Compliance settings
The Compliance module provides various settings designed to meet regulatory compliance requirements, particularly those pertaining to PASSWORD SETTINGS, USERNAME, and FIPS.
To configure password requirements, navigate to the SECURITY > Compliance module. The Compliance tab is active by default.
Below is a description of the compliance fields. Select any setting you wish to enable, and if required, specify a value.
Minimum password length of X characters — Identifies the minimum password length.
Minimum password age of X hours — Identifies the minimum number of hours that must go by before a password can be changed. Administrators can change passwords regardless of this setting.
Maximum password age of X days — Identifies the maximum number of days that a password is valid before it must be changed. This option can be overridden at the User-level by enabling the Ignore password aging rules option.

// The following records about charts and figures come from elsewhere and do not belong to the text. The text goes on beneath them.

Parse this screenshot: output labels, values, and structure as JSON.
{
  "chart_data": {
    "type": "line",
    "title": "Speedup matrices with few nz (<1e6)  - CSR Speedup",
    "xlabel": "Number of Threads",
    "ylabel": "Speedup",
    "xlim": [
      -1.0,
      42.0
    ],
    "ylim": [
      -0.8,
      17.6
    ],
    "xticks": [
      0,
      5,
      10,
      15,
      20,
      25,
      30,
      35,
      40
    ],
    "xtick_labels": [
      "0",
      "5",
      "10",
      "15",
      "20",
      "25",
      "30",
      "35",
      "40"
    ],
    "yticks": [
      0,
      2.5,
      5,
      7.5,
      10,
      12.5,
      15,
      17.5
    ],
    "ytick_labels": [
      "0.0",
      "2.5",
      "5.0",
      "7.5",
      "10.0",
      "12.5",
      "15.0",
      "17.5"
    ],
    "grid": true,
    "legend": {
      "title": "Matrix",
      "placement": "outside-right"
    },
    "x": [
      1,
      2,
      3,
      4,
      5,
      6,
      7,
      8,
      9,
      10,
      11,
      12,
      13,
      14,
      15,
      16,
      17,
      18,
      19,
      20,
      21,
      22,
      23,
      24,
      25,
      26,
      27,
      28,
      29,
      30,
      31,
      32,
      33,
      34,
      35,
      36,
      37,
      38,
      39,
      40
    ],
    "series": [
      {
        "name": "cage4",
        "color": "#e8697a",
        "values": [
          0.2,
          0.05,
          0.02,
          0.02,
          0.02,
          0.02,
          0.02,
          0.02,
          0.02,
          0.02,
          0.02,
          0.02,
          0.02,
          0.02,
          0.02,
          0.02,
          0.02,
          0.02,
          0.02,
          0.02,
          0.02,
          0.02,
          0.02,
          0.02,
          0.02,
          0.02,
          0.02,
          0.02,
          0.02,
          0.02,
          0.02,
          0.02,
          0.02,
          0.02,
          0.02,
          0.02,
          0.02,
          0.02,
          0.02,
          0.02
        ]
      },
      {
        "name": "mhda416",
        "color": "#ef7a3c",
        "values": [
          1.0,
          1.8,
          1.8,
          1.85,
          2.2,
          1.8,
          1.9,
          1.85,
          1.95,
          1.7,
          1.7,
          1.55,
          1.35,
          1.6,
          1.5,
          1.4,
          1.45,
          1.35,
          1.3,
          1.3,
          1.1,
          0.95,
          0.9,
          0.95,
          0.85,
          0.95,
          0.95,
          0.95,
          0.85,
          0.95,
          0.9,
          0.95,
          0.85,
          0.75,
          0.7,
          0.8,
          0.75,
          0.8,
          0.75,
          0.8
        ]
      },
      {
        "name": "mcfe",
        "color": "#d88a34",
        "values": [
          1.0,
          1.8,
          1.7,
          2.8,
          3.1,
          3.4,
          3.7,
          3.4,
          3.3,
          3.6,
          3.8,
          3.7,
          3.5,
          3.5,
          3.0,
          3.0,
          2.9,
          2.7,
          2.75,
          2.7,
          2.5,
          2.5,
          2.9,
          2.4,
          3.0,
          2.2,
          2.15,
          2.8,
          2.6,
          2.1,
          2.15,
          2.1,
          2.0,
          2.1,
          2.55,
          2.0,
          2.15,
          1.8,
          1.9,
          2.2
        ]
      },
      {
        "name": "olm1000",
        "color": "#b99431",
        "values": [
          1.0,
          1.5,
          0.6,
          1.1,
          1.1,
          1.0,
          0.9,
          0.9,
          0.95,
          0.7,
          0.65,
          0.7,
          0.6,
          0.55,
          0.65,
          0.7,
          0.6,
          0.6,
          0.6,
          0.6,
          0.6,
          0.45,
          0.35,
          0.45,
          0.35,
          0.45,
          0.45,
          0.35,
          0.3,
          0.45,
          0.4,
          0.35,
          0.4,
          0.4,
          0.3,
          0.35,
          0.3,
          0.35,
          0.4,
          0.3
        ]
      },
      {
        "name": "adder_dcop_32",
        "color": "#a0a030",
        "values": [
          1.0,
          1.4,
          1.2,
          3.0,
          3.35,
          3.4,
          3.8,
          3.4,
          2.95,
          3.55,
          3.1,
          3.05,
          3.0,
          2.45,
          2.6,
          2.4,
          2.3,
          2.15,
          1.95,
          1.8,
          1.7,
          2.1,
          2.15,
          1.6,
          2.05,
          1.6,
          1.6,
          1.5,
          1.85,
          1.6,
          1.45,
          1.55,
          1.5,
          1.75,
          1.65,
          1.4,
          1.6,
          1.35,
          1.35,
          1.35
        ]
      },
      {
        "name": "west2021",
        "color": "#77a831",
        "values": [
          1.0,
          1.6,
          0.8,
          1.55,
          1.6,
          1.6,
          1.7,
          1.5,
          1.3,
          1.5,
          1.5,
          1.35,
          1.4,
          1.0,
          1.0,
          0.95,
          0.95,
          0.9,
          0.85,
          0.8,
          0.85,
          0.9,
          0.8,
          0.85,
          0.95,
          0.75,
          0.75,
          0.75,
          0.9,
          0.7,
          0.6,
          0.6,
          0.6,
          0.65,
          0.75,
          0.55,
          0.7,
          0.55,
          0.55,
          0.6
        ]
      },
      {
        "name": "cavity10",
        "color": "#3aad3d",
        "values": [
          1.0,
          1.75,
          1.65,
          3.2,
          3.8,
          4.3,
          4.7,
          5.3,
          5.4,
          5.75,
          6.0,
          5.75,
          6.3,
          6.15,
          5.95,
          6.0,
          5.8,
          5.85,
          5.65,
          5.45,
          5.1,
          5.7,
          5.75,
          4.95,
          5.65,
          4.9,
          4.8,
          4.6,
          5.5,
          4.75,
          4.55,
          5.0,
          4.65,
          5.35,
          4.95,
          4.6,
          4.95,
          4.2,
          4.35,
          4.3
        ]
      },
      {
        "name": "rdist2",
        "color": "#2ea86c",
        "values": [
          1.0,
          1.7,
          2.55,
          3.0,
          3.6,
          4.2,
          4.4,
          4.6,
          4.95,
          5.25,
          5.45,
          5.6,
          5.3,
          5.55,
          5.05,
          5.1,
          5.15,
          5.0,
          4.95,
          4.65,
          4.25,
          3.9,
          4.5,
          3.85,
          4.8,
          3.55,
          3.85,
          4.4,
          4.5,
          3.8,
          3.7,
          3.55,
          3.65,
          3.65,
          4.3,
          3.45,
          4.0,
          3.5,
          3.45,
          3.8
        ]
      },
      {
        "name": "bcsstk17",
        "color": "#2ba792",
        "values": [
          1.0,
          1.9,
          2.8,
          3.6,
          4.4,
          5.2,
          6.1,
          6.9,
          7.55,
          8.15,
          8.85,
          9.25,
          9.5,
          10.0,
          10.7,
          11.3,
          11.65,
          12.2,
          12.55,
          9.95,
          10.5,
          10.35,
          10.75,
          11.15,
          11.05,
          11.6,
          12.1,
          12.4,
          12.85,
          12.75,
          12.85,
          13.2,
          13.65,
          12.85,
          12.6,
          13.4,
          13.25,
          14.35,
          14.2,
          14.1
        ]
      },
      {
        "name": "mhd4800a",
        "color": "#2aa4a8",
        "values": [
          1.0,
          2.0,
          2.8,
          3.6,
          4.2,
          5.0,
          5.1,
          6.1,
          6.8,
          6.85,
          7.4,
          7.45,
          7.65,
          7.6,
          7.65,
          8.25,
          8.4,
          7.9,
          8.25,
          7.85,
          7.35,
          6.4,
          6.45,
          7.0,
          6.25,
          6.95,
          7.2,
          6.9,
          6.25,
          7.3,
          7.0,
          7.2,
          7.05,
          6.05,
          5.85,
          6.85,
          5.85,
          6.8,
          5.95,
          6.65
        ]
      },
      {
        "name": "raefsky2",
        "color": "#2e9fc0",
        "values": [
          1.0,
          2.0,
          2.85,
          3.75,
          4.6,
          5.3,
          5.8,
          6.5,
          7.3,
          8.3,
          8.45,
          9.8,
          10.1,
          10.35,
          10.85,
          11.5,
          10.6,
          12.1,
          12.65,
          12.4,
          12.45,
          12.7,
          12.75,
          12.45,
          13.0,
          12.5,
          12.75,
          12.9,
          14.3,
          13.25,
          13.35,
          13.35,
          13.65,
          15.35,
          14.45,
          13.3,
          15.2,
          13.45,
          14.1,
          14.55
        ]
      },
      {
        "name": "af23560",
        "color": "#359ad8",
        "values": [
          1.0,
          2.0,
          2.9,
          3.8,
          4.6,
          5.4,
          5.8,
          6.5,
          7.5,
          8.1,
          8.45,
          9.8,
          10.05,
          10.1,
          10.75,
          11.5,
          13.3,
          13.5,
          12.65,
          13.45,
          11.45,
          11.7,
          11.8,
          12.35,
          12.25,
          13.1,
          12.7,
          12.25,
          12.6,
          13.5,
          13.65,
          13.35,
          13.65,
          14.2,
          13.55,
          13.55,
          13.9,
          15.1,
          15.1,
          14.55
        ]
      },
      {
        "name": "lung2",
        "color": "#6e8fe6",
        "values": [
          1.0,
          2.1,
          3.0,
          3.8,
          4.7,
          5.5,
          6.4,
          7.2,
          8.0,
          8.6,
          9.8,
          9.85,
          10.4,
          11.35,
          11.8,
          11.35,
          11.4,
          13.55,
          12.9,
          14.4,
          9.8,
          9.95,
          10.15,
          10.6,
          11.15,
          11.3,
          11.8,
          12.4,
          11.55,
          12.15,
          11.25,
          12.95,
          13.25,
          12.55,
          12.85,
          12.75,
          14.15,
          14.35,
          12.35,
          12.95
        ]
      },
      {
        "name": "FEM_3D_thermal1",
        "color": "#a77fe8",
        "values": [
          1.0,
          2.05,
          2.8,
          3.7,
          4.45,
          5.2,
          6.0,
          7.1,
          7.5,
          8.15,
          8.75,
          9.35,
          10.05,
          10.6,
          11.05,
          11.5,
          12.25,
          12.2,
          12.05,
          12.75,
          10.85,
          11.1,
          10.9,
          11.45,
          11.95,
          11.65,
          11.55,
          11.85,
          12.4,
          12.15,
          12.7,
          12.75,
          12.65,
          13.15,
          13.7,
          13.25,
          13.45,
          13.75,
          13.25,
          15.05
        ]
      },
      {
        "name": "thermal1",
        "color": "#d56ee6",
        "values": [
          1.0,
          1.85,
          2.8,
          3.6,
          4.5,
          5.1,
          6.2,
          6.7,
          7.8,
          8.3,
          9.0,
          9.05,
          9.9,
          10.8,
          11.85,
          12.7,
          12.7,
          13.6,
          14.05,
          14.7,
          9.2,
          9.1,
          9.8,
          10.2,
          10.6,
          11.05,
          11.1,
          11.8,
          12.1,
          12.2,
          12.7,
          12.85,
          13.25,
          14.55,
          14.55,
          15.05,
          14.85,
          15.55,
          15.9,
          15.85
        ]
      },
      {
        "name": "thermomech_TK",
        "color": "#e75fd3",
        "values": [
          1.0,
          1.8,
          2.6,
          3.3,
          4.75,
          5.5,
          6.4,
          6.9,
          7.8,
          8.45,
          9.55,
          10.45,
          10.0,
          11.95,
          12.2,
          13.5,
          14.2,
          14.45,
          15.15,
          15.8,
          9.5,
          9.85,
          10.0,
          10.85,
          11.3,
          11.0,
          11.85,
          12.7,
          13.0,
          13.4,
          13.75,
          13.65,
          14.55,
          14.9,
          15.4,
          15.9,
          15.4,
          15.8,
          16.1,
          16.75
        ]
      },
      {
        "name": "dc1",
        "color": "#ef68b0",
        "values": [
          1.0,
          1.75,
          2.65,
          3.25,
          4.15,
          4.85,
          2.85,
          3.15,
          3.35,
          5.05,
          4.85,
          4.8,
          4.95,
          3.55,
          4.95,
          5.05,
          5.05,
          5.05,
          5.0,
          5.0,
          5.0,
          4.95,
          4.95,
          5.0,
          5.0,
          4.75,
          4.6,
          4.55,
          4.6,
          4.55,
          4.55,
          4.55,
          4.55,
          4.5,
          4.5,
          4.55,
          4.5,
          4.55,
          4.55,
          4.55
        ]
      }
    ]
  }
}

Email password change reminder X days before expiration — Emails a password change reminder to the email address associated with User the specified number of days before the password reaches its maximum password age. To work as expected, an SMTP server must be configured under Settings > MISCELLANEOUS > Email in the MFT Server Manager.
Password must not match previous X passwords — Identifies the number of previous passwords that cannot match the new password.
Require password reset on first time log in — Requires a new User resets their password the first time they log in.
PASSWORD REQUIRED CHARACTERS
Uppercase — If selected, an uppercase character must be included in the password.
Lowercase — If selected, a lowercase character must be included in the password.
Numeric — If selected, a numeric value (0-9) must be included in the password.
Non alpha-numeric — If selected, a special character (e.g., %, #, !) must be included in the password.
Deny login for password non-compliance — If enabled, the password is verified at the time of log in, to check that it meets compliance requirements. If it matches the User password, but does not meet compliance requirements, access is denied.
Enter a regular expression to enforce user name requirements
Regular Expression — If selected, enter a regular expression that specifies the pattern that must be used when a new User is created.
The FIPS tab displays a "FIPS compliance" switch that is set to ON or OFF. When set to ON, FIPS will apply to the SFTP and FTP/S services created at the domain level (FIPS is not supported for global services). The FIPS compliance switch does not apply to the HTTP/S service, because FIPS is switched on in a different location for the HTTP/S protocol (the links in the note below discuss configuring FIPS for all supported protocols, including HTTP/S).